SIOUX FALLS, S.D. (KELO) — Sioux Falls high school seniors finally got the chance to walk across the stage in a real graduation at the end of last month. But a young woman’s walk to mark this right of passage was more touching than most.
Shortly after school let out due to the pandemic, doctors discovered that Corrin Gillespie, 17, had bone cancer and told her that her right leg needed to be amputated below her knee.
The Lincoln High School in-person graduation was emotional for the Class of 2020 after the pandemic cut the school year short. But for Corrin Gillespie and her family, the ceremony was even more significant.
“I got very sad thinking of all the stuff she had to go through,” Corrin’s mother, Angie Gillespie, said.
I was super self-conscious. I was very nervous because when I first walked in, people looked me up and down. I could tell they were looking at my amputation.”Lincoln High School Graduate, Corrine Gillespie
Just one month earlier, doctors at Mayo Clinic performed the surgery, saying it was their only option to completely remove cancer in her ankle.

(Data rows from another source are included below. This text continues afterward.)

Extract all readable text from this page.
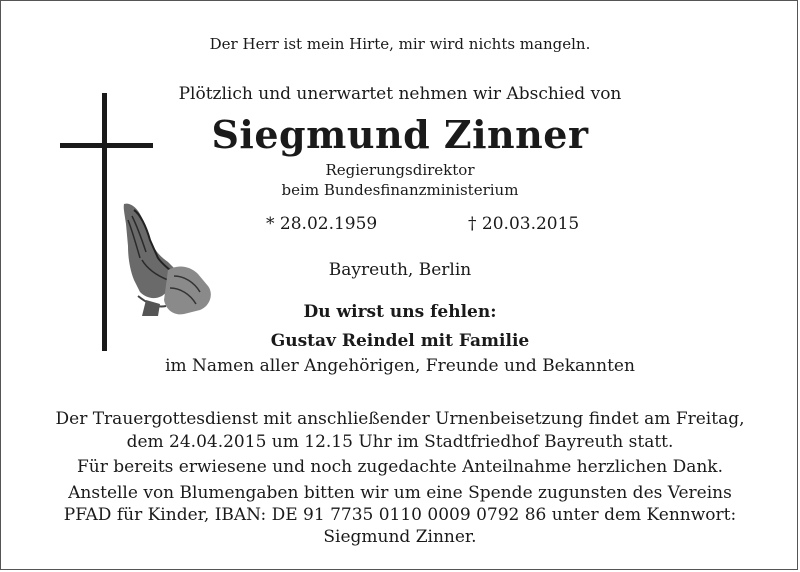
Der Herr ist mein Hirte, mir wird nichts mangeln.
Plötzlich und unerwartet nehmen wir Abschied von
Siegmund Zinner
Regierungsdirektor
beim Bundesfinanzministerium
* 28.02.1959	† 20.03.2015
Bayreuth, Berlin
Du wirst uns fehlen:
Gustav Reindel mit Familie
im Namen aller Angehörigen, Freunde und Bekannten
Der Trauergottesdienst mit anschließender Urnenbeisetzung findet am Freitag,
dem 24.04.2015 um 12.15 Uhr im Stadtfriedhof Bayreuth statt.
Für bereits erwiesene und noch zugedachte Anteilnahme herzlichen Dank.
Anstelle von Blumengaben bitten wir um eine Spende zugunsten des Vereins
PFAD für Kinder, IBAN: DE 91 7735 0110 0009 0792 86 unter dem Kennwort:
Siegmund Zinner.
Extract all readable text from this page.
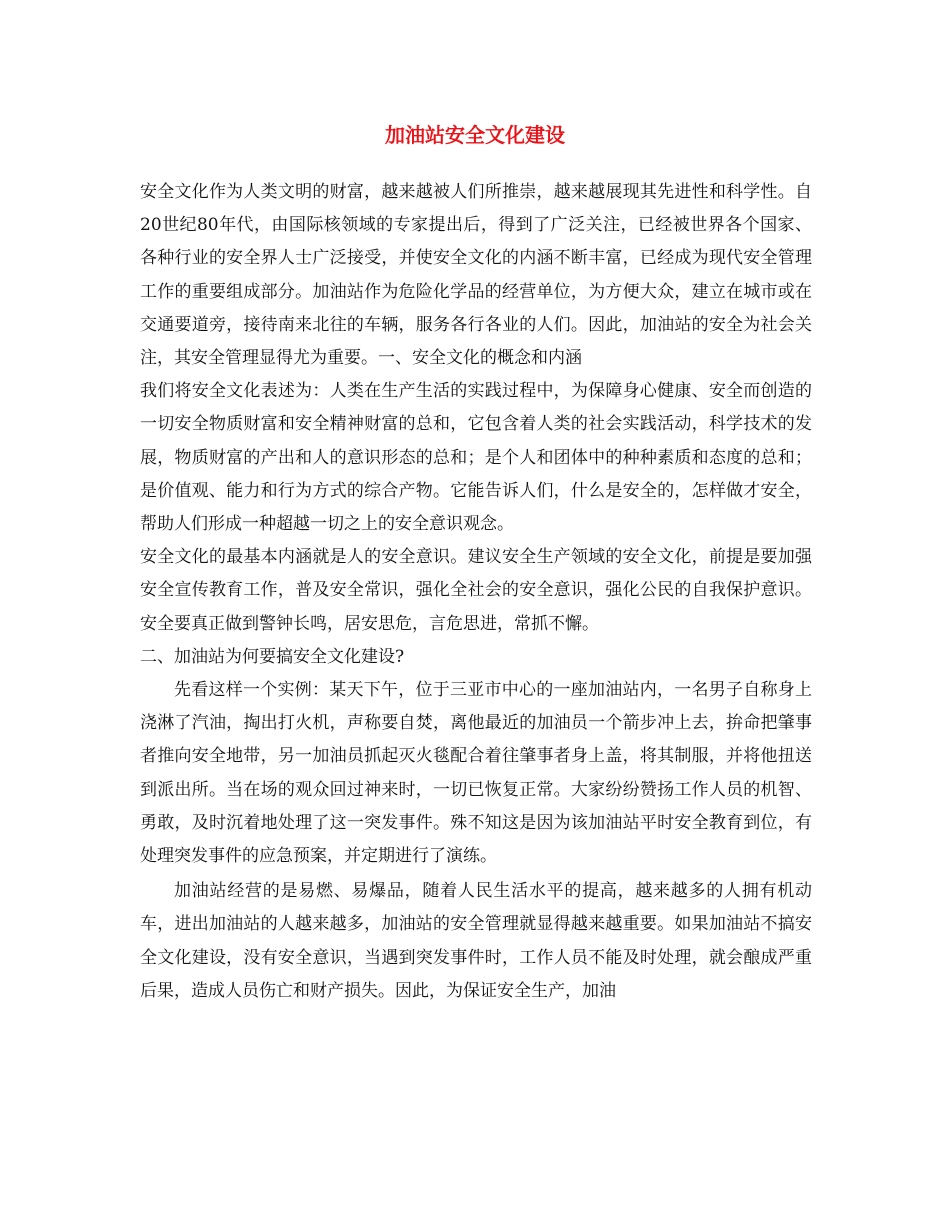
加油站安全文化建设

安全文化作为人类文明的财富，越来越被人们所推崇，越来越展现其先进性和科学性。自20世纪80年代，由国际核领域的专家提出后，得到了广泛关注，已经被世界各个国家、各种行业的安全界人士广泛接受，并使安全文化的内涵不断丰富，已经成为现代安全管理工作的重要组成部分。加油站作为危险化学品的经营单位，为方便大众，建立在城市或在交通要道旁，接待南来北往的车辆，服务各行各业的人们。因此，加油站的安全为社会关注，其安全管理显得尤为重要。一、安全文化的概念和内涵

我们将安全文化表述为：人类在生产生活的实践过程中，为保障身心健康、安全而创造的一切安全物质财富和安全精神财富的总和，它包含着人类的社会实践活动，科学技术的发展，物质财富的产出和人的意识形态的总和；是个人和团体中的种种素质和态度的总和；是价值观、能力和行为方式的综合产物。它能告诉人们，什么是安全的，怎样做才安全，帮助人们形成一种超越一切之上的安全意识观念。

安全文化的最基本内涵就是人的安全意识。建议安全生产领域的安全文化，前提是要加强安全宣传教育工作，普及安全常识，强化全社会的安全意识，强化公民的自我保护意识。安全要真正做到警钟长鸣，居安思危，言危思进，常抓不懈。

二、加油站为何要搞安全文化建设?

先看这样一个实例：某天下午，位于三亚市中心的一座加油站内，一名男子自称身上浇淋了汽油，掏出打火机，声称要自焚，离他最近的加油员一个箭步冲上去，拚命把肇事者推向安全地带，另一加油员抓起灭火毯配合着往肇事者身上盖，将其制服，并将他扭送到派出所。当在场的观众回过神来时，一切已恢复正常。大家纷纷赞扬工作人员的机智、勇敢，及时沉着地处理了这一突发事件。殊不知这是因为该加油站平时安全教育到位，有处理突发事件的应急预案，并定期进行了演练。

加油站经营的是易燃、易爆品，随着人民生活水平的提高，越来越多的人拥有机动车，进出加油站的人越来越多，加油站的安全管理就显得越来越重要。如果加油站不搞安全文化建设，没有安全意识，当遇到突发事件时，工作人员不能及时处理，就会酿成严重后果，造成人员伤亡和财产损失。因此，为保证安全生产，加油
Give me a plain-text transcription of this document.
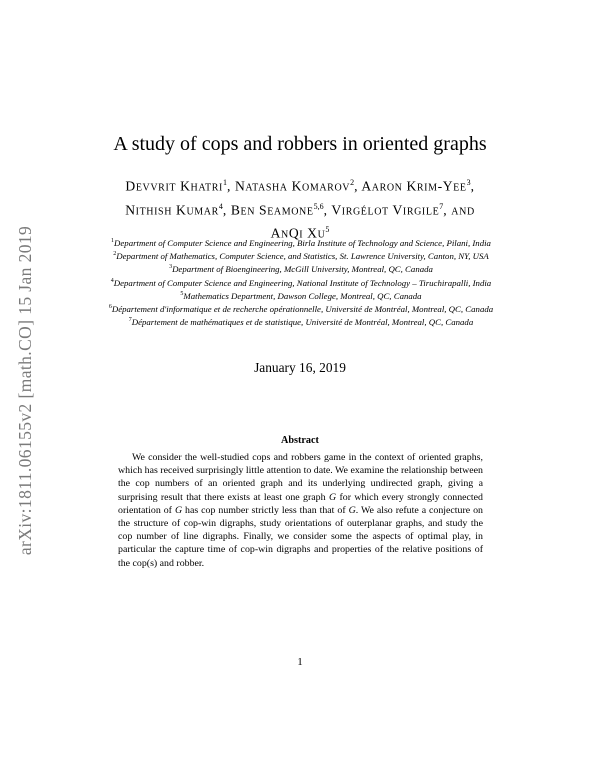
arXiv:1811.06155v2 [math.CO] 15 Jan 2019
A study of cops and robbers in oriented graphs
Devvrit Khatri$^1$, Natasha Komarov$^2$, Aaron Krim-Yee$^3$,
Nithish Kumar$^4$, Ben Seamone$^{5,6}$, Virgélot Virgile$^7$, and
AnQi Xu$^5$
$^1$Department of Computer Science and Engineering, Birla Institute of Technology and Science, Pilani, India
$^2$Department of Mathematics, Computer Science, and Statistics, St. Lawrence University, Canton, NY, USA
$^3$Department of Bioengineering, McGill University, Montreal, QC, Canada
$^4$Department of Computer Science and Engineering, National Institute of Technology – Tiruchirapalli, India
$^5$Mathematics Department, Dawson College, Montreal, QC, Canada
$^6$Département d'informatique et de recherche opérationnelle, Université de Montréal, Montreal, QC, Canada
$^7$Département de mathématiques et de statistique, Université de Montréal, Montreal, QC, Canada
January 16, 2019
Abstract
We consider the well-studied cops and robbers game in the context of oriented graphs, which has received surprisingly little attention to date. We examine the relationship between the cop numbers of an oriented graph and its underlying undirected graph, giving a surprising result that there exists at least one graph G for which every strongly connected orientation of G has cop number strictly less than that of G. We also refute a conjecture on the structure of cop-win digraphs, study orientations of outerplanar graphs, and study the cop number of line digraphs. Finally, we consider some the aspects of optimal play, in particular the capture time of cop-win digraphs and properties of the relative positions of the cop(s) and robber.
1
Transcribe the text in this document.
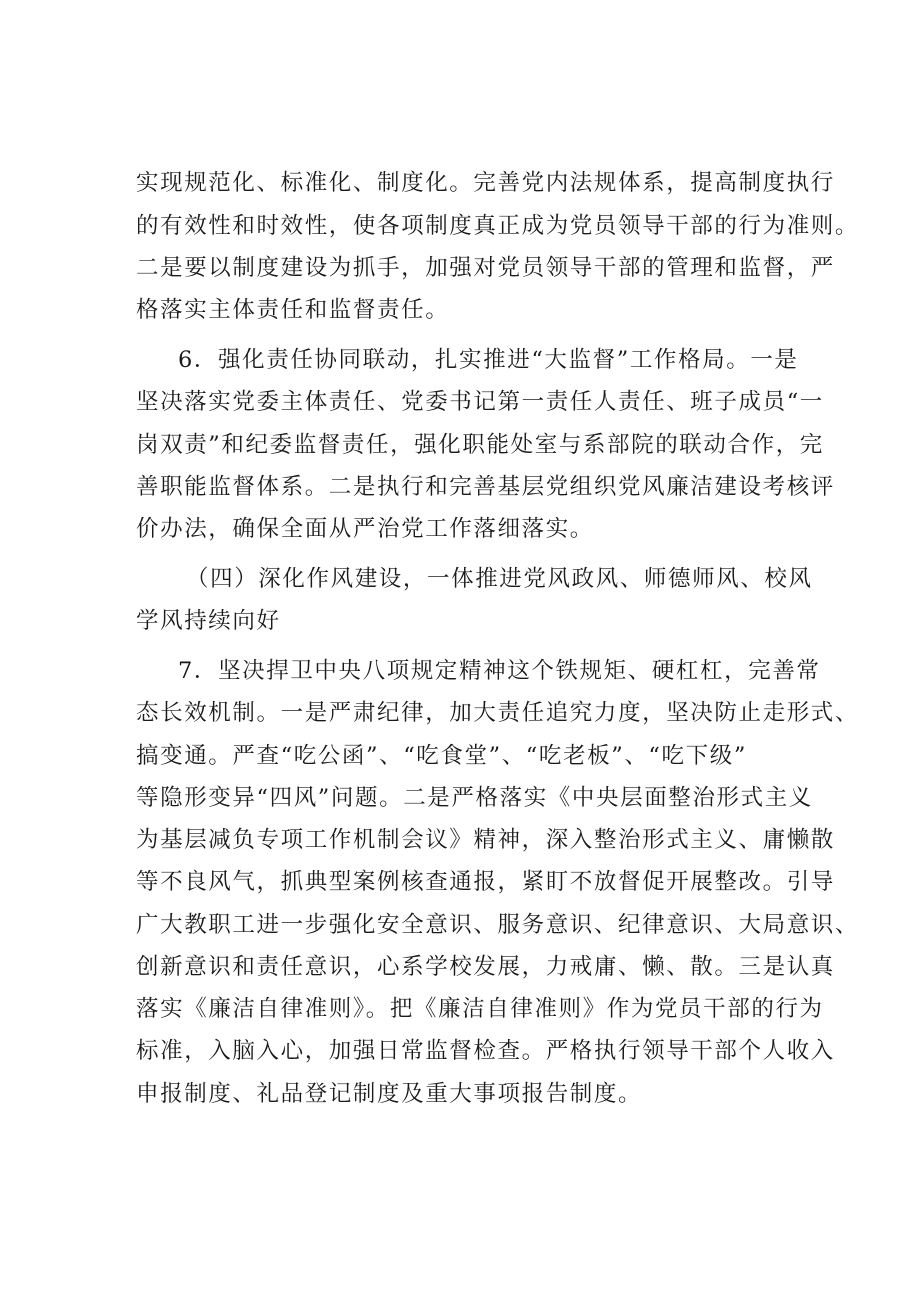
实现规范化、标准化、制度化。完善党内法规体系，提高制度执行
的有效性和时效性，使各项制度真正成为党员领导干部的行为准则。
二是要以制度建设为抓手，加强对党员领导干部的管理和监督，严
格落实主体责任和监督责任。
6．强化责任协同联动，扎实推进“大监督”工作格局。一是
坚决落实党委主体责任、党委书记第一责任人责任、班子成员“一
岗双责”和纪委监督责任，强化职能处室与系部院的联动合作，完
善职能监督体系。二是执行和完善基层党组织党风廉洁建设考核评
价办法，确保全面从严治党工作落细落实。
（四）深化作风建设，一体推进党风政风、师德师风、校风
学风持续向好
7．坚决捍卫中央八项规定精神这个铁规矩、硬杠杠，完善常
态长效机制。一是严肃纪律，加大责任追究力度，坚决防止走形式、
搞变通。严查“吃公函”、“吃食堂”、“吃老板”、“吃下级”
等隐形变异“四风”问题。二是严格落实《中央层面整治形式主义
为基层减负专项工作机制会议》精神，深入整治形式主义、庸懒散
等不良风气，抓典型案例核查通报，紧盯不放督促开展整改。引导
广大教职工进一步强化安全意识、服务意识、纪律意识、大局意识、
创新意识和责任意识，心系学校发展，力戒庸、懒、散。三是认真
落实《廉洁自律准则》。把《廉洁自律准则》作为党员干部的行为
标准，入脑入心，加强日常监督检查。严格执行领导干部个人收入
申报制度、礼品登记制度及重大事项报告制度。
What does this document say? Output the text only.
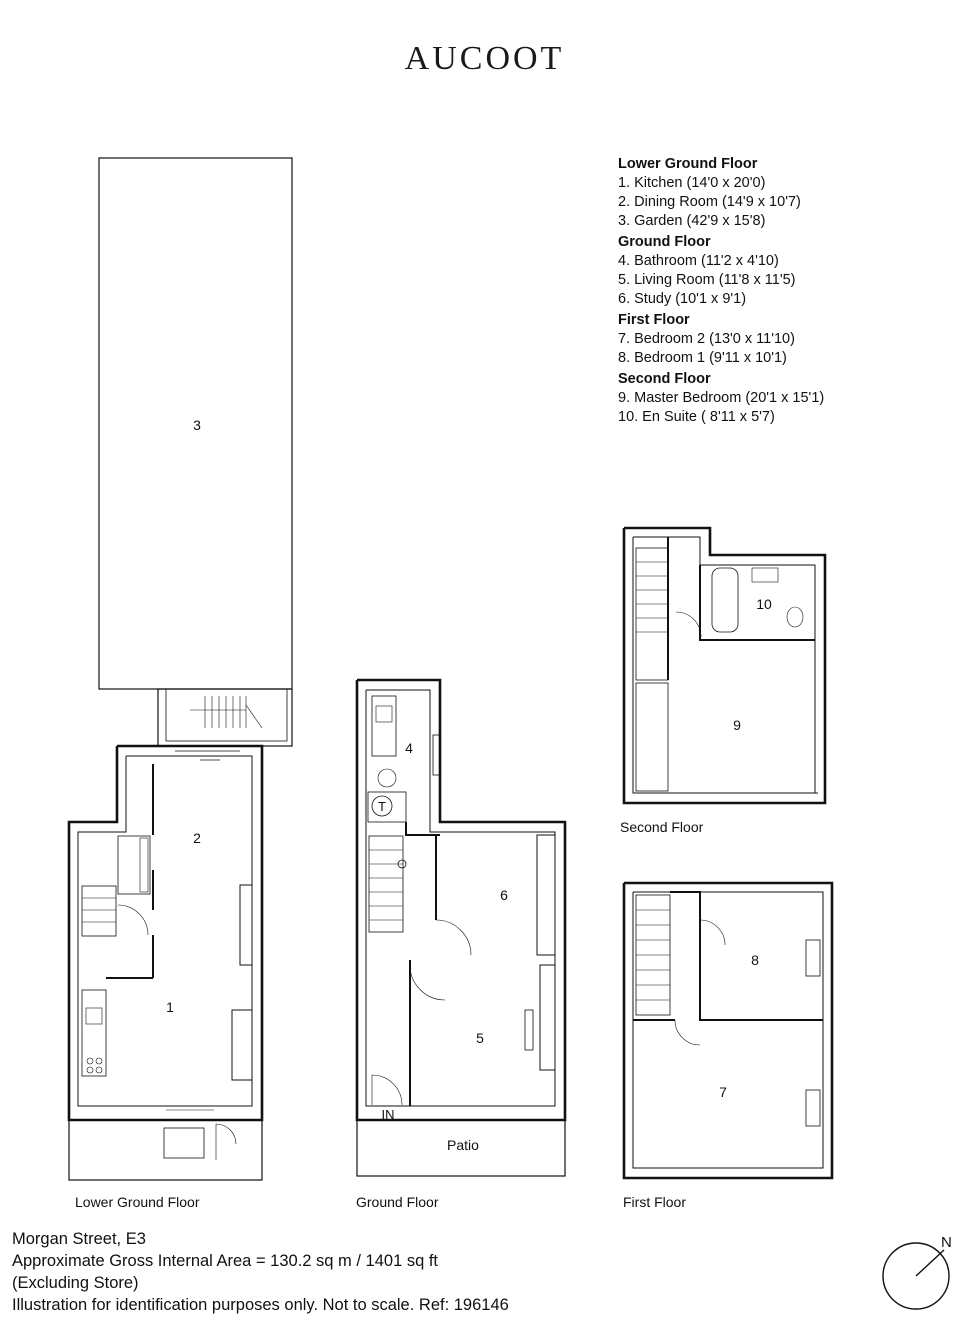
AUCOOT
Lower Ground Floor
1. Kitchen (14'0 x 20'0)
2. Dining Room (14'9 x 10'7)
3. Garden (42'9 x 15'8)
Ground Floor
4. Bathroom (11'2 x 4'10)
5. Living Room (11'8 x 11'5)
6. Study (10'1 x 9'1)
First Floor
7. Bedroom 2 (13'0 x 11'10)
8. Bedroom 1 (9'11 x 10'1)
Second Floor
9. Master Bedroom (20'1 x 15'1)
10. En Suite ( 8'11 x 5'7)
3
2
1
4
6
5
10
9
8
7
T
IN
Patio
Lower Ground Floor	Ground Floor	First Floor
Second Floor
N
Morgan Street, E3
Approximate Gross Internal Area = 130.2 sq m / 1401 sq ft
(Excluding Store)
Illustration for identification purposes only. Not to scale. Ref: 196146
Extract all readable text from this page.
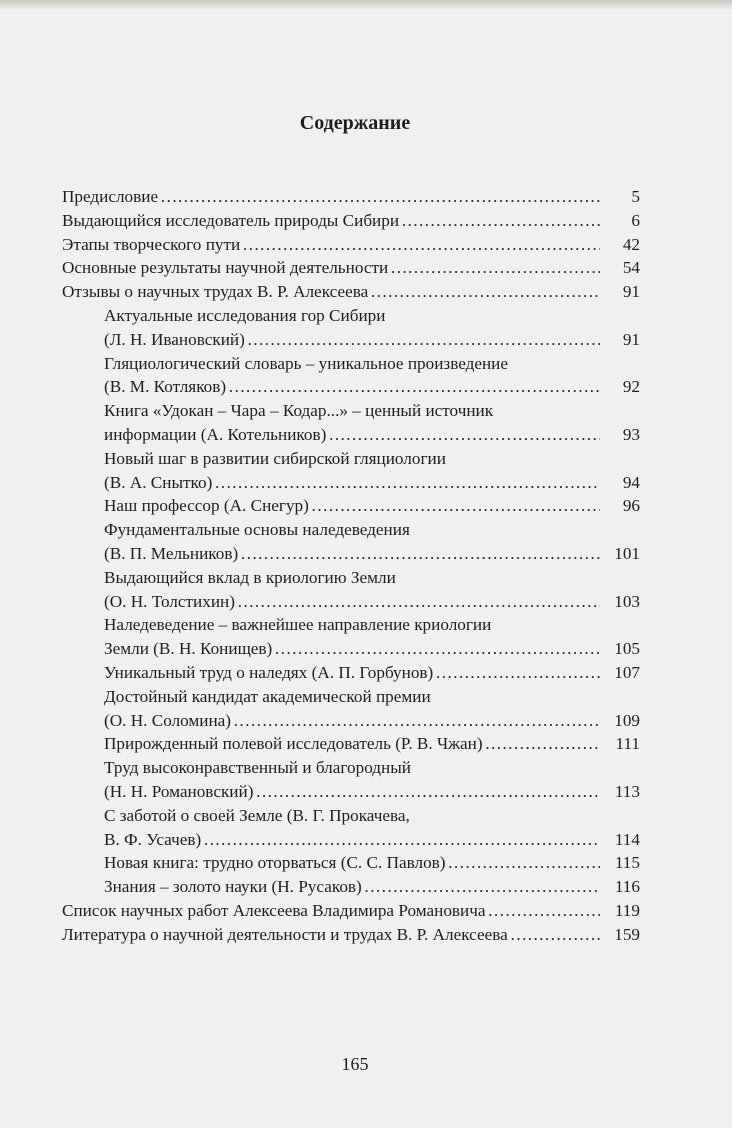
Содержание
Предисловие ………………………………………………………………………………………………………………………………………………	5
Выдающийся исследователь природы Сибири ………………………………………………………………………………………………………………………………………………	6
Этапы творческого пути ………………………………………………………………………………………………………………………………………………	42
Основные результаты научной деятельности ………………………………………………………………………………………………………………………………………………	54
Отзывы о научных трудах В. Р. Алексеева ………………………………………………………………………………………………………………………………………………	91
Актуальные исследования гор Сибири
(Л. Н. Ивановский) ………………………………………………………………………………………………………………………………………………	91
Гляциологический словарь – уникальное произведение
(В. М. Котляков) ………………………………………………………………………………………………………………………………………………	92
Книга «Удокан – Чара – Кодар...» – ценный источник
информации (А. Котельников) ………………………………………………………………………………………………………………………………………………	93
Новый шаг в развитии сибирской гляциологии
(В. А. Снытко) ………………………………………………………………………………………………………………………………………………	94
Наш профессор (А. Снегур) ………………………………………………………………………………………………………………………………………………	96
Фундаментальные основы наледеведения
(В. П. Мельников) ………………………………………………………………………………………………………………………………………………	101
Выдающийся вклад в криологию Земли
(О. Н. Толстихин) ………………………………………………………………………………………………………………………………………………	103
Наледеведение – важнейшее направление криологии
Земли (В. Н. Конищев) ………………………………………………………………………………………………………………………………………………	105
Уникальный труд о наледях (А. П. Горбунов) ………………………………………………………………………………………………………………………………………………	107
Достойный кандидат академической премии
(О. Н. Соломина) ………………………………………………………………………………………………………………………………………………	109
Прирожденный полевой исследователь (Р. В. Чжан) ………………………………………………………………………………………………………………………………………………	111
Труд высоконравственный и благородный
(Н. Н. Романовский) ………………………………………………………………………………………………………………………………………………	113
С заботой о своей Земле (В. Г. Прокачева,
В. Ф. Усачев) ………………………………………………………………………………………………………………………………………………	114
Новая книга: трудно оторваться (С. С. Павлов) ………………………………………………………………………………………………………………………………………………	115
Знания – золото науки (Н. Русаков) ………………………………………………………………………………………………………………………………………………	116
Список научных работ Алексеева Владимира Романовича ………………………………………………………………………………………………………………………………………………	119
Литература о научной деятельности и трудах В. Р. Алексеева ………………………………………………………………………………………………………………………………………………	159
165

“We were concerned if we took it out in a manner that saved her leg, that we’d be very very close, with a high risk of cancer coming back,” Dr. Pete Rose, Mayo Clinic Orthopedic Surgeon, said.
“Of course I was very scared and I was very sad– but I just knew this was one of the things I would have to do to get a normal life again,” Corrin said.
But she wasn’t prepared for the pain that followed.
“It was constant pain. It was a lot of tears. It was a lot of both of us on either side, holding her hand and just getting through the pain,” Angie said.
Kennecke: What was the pain like?
Corrin Gillespie: It was like intense burning. It was just very hot. It felt like needles and stabbing.
Corrin worked through it.
“She was up on her crutches. She was already walking,” Angie said.
It wasn’t until after she got back home that the phantom pain set in.
“I could distinctly feel that it was in my right foot and it felt like throbbing in my ankle,” Corrin said.
“How do you control the pain that’s in a foot that’s not there? How do you treat that?” Angie said.
Next came nerve pain.
“When you have the pain for so long, and it doesn’t go away, that’s mentally draining,” Angie said.
Corrin also had to have a biopsy on spots on her lungs, which doctors feared could have been more cancer. They were not.
“We’re on the road to recovery–we’re on the home stretch,” Angie said.
Corrin says the whole ordeal has given her a new perspective.
“I think it’s really showed me to appreciate the little things in life,” Corrin said.
Now, she’s ready to move on from high school graduate to college student.
“I met my roommate, and we planned our dorm. I’m just very excited to be able to go to college,” Corrin said.
“A smart, motivated young person will recover from this and do great things. We have no different expectations for her now than had this never happened.”Dr. Peter Rose, Mayo Clinic Orthopedic Surgeon
Corrin has been fitted for her prosthesis and will go back to Mayo in Rochester next week to learn to use it and undergo physical therapy.
The family has also set up a GoFundMe account to help pay for a waterproof prosthesis that is not covered by insurance.